鳳儀被駁斥得滿麵通紅,怔怔地癱軟在床榻。似乎是被一箭射穿,她忽然連說話都沒了力氣,隻空洞著雙目,淒冷地望著他。
“鳳儀,我隻能相助你養傷。餘事,請恕楚濤無能為力。”楚濤也似被不斷挑起的怒火燃空了。昏暗的油燈映出他的枯影,格外清冷:“到此為止吧。與其怒色相對,不如不見。舊事已了不必掛懷,前路珍重好自為之。”
再也挽回不了什麼,楚濤推開門的那一刻,屋裏的油燈被風吹亮了一瞬,而後便沉入了黑暗。
冷鳳儀舉起床邊的藥碗,狠狠地朝門邊砸過去。砰然地,徒留一地傷痕。而後,她縮在榻上,抱著唯一能抱緊的雙膝大聲哭泣。永夜侵噬著她的世界,帶走了所有的色彩,她仿似風中塵埃,將整個意識散盡。
願賭服輸,她暗暗告誡自己。冷鳳儀,如今隻靠你自己了。
楚濤沒有立刻就走。清冷的月光灑了一地,他默默站在屋前,仰頭,閉目。似乎是想讓月光凍涼了他的心才好。人前的瀟灑從容,隻剩一具空軀殼。
照臨望著他疲累至極的身影,略顯歉意:“早知如此,還不如不請你來。”
楚濤哀傷地搖頭:“我幫不了她更多了,連我自己都不知何去何從。”
照臨著實有些心疼:“你已經做得夠多了。”
“情歸情,事歸事。幫我個忙。過些日子,她的身體好些了,我會安排船,請你送她北歸。南岸實在沒有第二個人能和齊家心平氣和地說得上話。醫者仁心,我隻能把她交托給你。冷鳳儀離開南岸之時,便是長河之上風雲際會之日。請你親自護送她,直到見到程雲鶴大俠。其他人,鳳儀未必肯見。”涼風催生著幹咳,他圍緊了白氅,似在掩飾著傷痛。

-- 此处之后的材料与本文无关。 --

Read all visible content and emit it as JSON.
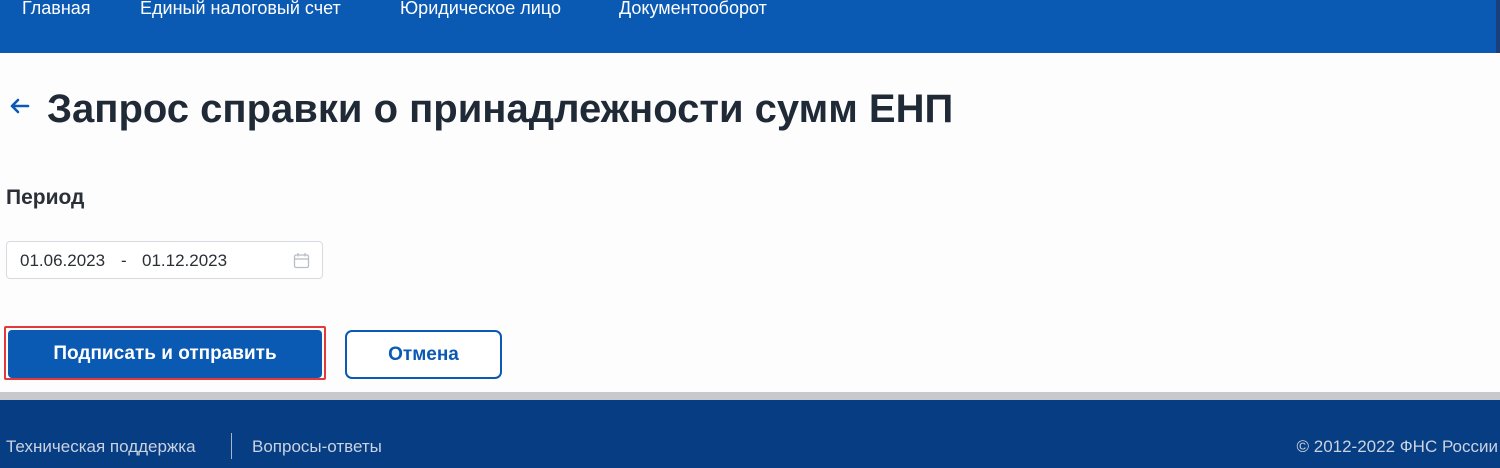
{
  "nav": {
    "items": [
      {
        "label": "Главная"
      },
      {
        "label": "Единый налоговый счет"
      },
      {
        "label": "Юридическое лицо"
      },
      {
        "label": "Документооборот"
      }
    ]
  },
  "page": {
    "back_icon": "arrow-left-icon",
    "title": "Запрос справки о принадлежности сумм ЕНП"
  },
  "form": {
    "period_label": "Период",
    "date_from": "01.06.2023",
    "separator": "-",
    "date_to": "01.12.2023",
    "calendar_icon": "calendar-icon"
  },
  "actions": {
    "submit_label": "Подписать и отправить",
    "cancel_label": "Отмена"
  },
  "footer": {
    "support_link": "Техническая поддержка",
    "faq_link": "Вопросы-ответы",
    "copyright": "© 2012-2022 ФНС России"
  },
  "colors": {
    "brand_blue": "#0a59b3",
    "footer_blue": "#073d82",
    "highlight_red": "#e23a3a"
  }
}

照臨有些恍惚。不敢料想楚濤依然會用這樣周全的善意對待她。
“不必擔心詩雨,她會在南岸好好地等你回來。”他平靜地對著月色,遙望著什麼。“我的任何事都不要與冷鳳儀講起。我怕她再惹禍上身。”
話音落,庭院中突然一聲細微的異響,這讓楚濤神色突然凝重:“這幾日附近有什麼可疑的人出沒嗎?”
“天天都一樣,周圍安靜得很,沒多少人跡。”
黑夜裏,一隻寒鴉聒噪著向天空飛去而已。楚濤的雙眉這才微微舒展開來。“你出入此地時也多留個心眼,以防他人尾隨。”
“怎麼了?你不是說這裏很安全嗎?”
“此一時彼一時。隻是有點擔心。照臨,他們已經來了,在你看不見的地方。這群人一定不會輕易放過她。”
“那該如何是好?”黎照臨緊張起來。
“照顧好她,盡早讓她恢複身體。我會設法聯絡合適的船。”
“碼頭的船不都聽你的嗎?”照臨以為這是件再容易不過的事。
楚濤意味深長地回答他:“此時,一切難講。”
“好。”照臨答應下來,卻又長籲短歎起來。
“有話就說。”
“好可惜啊!如果沒有江韶雲,沒有這難愈的傷,沒有夫人……會不會……一切都容易些?”
楚濤回了他一聲笑:“沒有楚濤,沒有南岸,也沒有這長河,她依然還是她——為了自己要走的路,不惜粉身碎骨。”
“與你一樣。”照臨道。
楚濤吃了一驚,回望他,卻又避開他的目光飛身上馬:“不用多想,她會好的。北岸缺不了她。過不了幾天又會帶著睥睨天下的樣子把每個人都嘲諷一遍。有一天,世上不再有楚濤了,她就會忘了我。”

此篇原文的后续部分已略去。